Myrtle Beach follows a similar pattern: best golf in spring and fall, hot and humid summers, mild winters. The practical difference is minimal.
The Budget Comparison
RTJ Trail, five nights, five rounds at selected courses: Five championship rounds at $55 to $190 each, mid-range hotels at $90 to $200 per night, rental car for the road trip. Total: $1,000 to $1,800 per person.
Myrtle Beach, four nights, four rounds at mid-range courses: Four rounds at $80 to $168 each, beachfront condo at $90 to $170 per night shared. Total: $700 to $1,100 per person.

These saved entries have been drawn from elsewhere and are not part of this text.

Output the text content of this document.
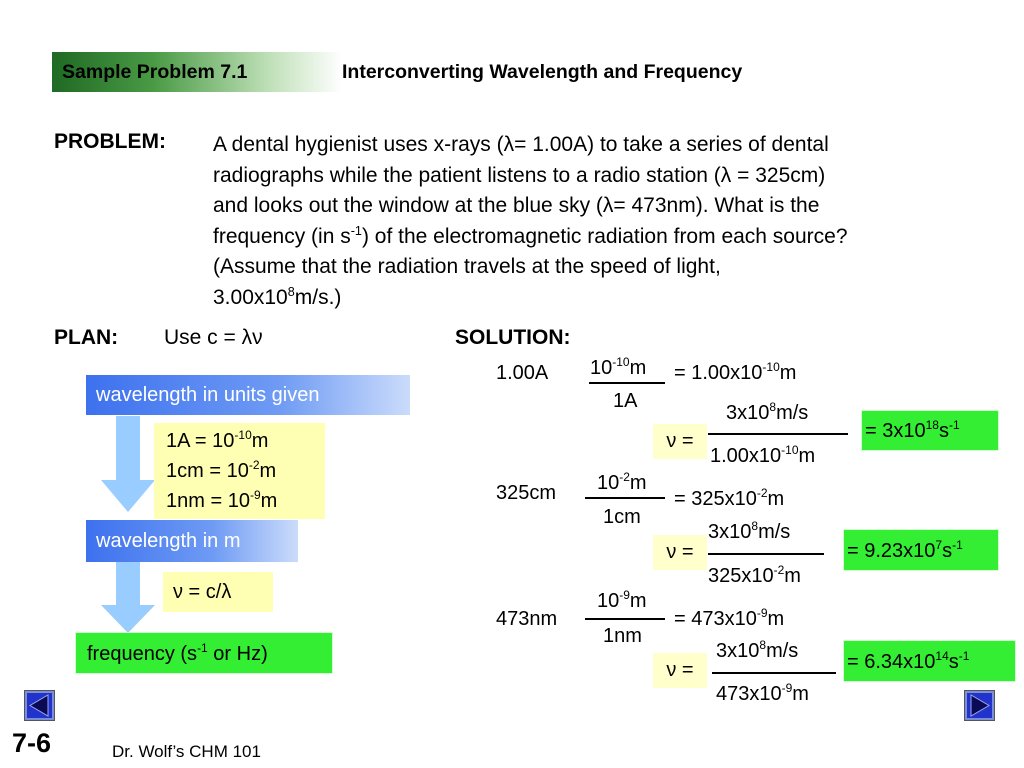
Sample Problem 7.1	Interconverting Wavelength and Frequency
PROBLEM: A dental hygienist uses x-rays (λ= 1.00A) to take a series of dental
radiographs while the patient listens to a radio station (λ = 325cm)
and looks out the window at the blue sky (λ= 473nm). What is the
frequency (in $s^{-1}$) of the electromagnetic radiation from each source?
(Assume that the radiation travels at the speed of light,
$3.00x10^8m/s$.)
PLAN: Use c = λν
wavelength in units given
$1A = 10^{-10}m$
$1cm = 10^{-2}m$
$1nm = 10^{-9}m$
wavelength in m
ν = c/λ
frequency ($s^{-1}$ or Hz)
SOLUTION:
1.00A $10^{-10}m$
1A
= $1.00x10^{-10}m$
ν =
$3x10^8m/s$
$1.00x10^{-10}m$
= $3x10^{18}s^{-1}$
325cm $10^{-2}m$
1cm
= $325x10^{-2}m$
ν =
$3x10^8m/s$
$325x10^{-2}m$
= $9.23x10^7s^{-1}$
473nm
$10^{-9}m$
1nm
= $473x10^{-9}m$
ν =
$3x10^8m/s$
$473x10^{-9}m$
= $6.34x10^{14}s^{-1}$
7-6	Dr. Wolf’s CHM 101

Myrtle Beach is cheaper in absolute terms for a shorter trip. The RTJ Trail delivers more championship-quality rounds per dollar over a longer trip. A five-round RTJ Trail trip at an average of $85 per round delivers championship golf at a price Myrtle Beach reserves for its budget tier.
The Decision
Choose the RTJ Trail for championship courses at prices that border on absurd. Playing courses that exceed 7,800 yards with slopes above 145 for $65 to $105 is a value proposition unmatched in American golf. The road-trip structure adds variety, and Alabama's civil rights history provides rest-day content with genuine substance. The 2026 Trail Card ($49.95) provides additional discounts across all eleven sites.

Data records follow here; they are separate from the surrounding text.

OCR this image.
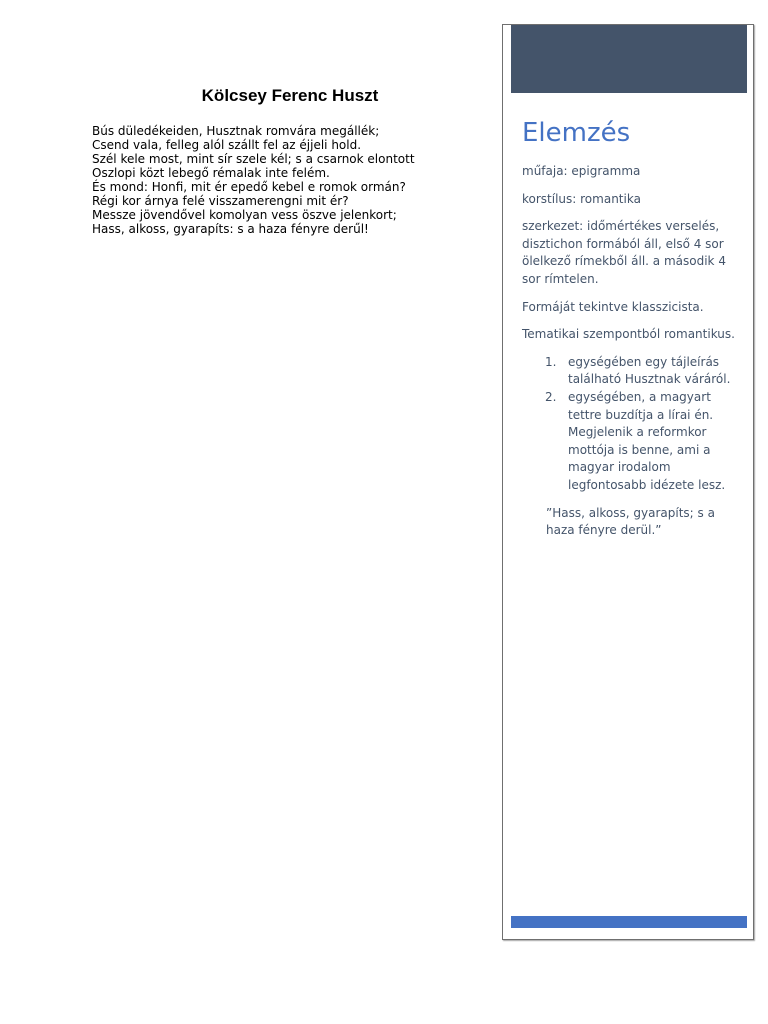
Kölcsey Ferenc Huszt
Bús düledékeiden, Husztnak romvára megállék;
Csend vala, felleg alól szállt fel az éjjeli hold.
Szél kele most, mint sír szele kél; s a csarnok elontott
Oszlopi közt lebegő rémalak inte felém.
És mond: Honfi, mit ér epedő kebel e romok ormán?
Régi kor árnya felé visszamerengni mit ér?
Messze jövendővel komolyan vess öszve jelenkort;
Hass, alkoss, gyarapíts: s a haza fényre derűl!
Elemzés

műfaja: epigramma

korstílus: romantika

szerkezet: időmértékes verselés, disztichon formából áll, első 4 sor ölelkező rímekből áll. a második 4 sor rímtelen.

Formáját tekintve klasszicista.

Tematikai szempontból romantikus.

1. egységében egy tájleírás található Husztnak váráról.
2. egységében, a magyart tettre buzdítja a lírai én. Megjelenik a reformkor mottója is benne, ami a magyar irodalom legfontosabb idézete lesz.

”Hass, alkoss, gyarapíts; s a haza fényre derül.”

Choose Myrtle Beach for simplicity, volume, and beach. The single-base format eliminates driving logistics. The 90-course inventory means the group never runs out of options. The Strantz designs at Caledonia and True Blue provide the architectural highlight. The beach, the restaurants, and the entertainment infrastructure serve the group that wants golf as the centrepiece of a broader vacation.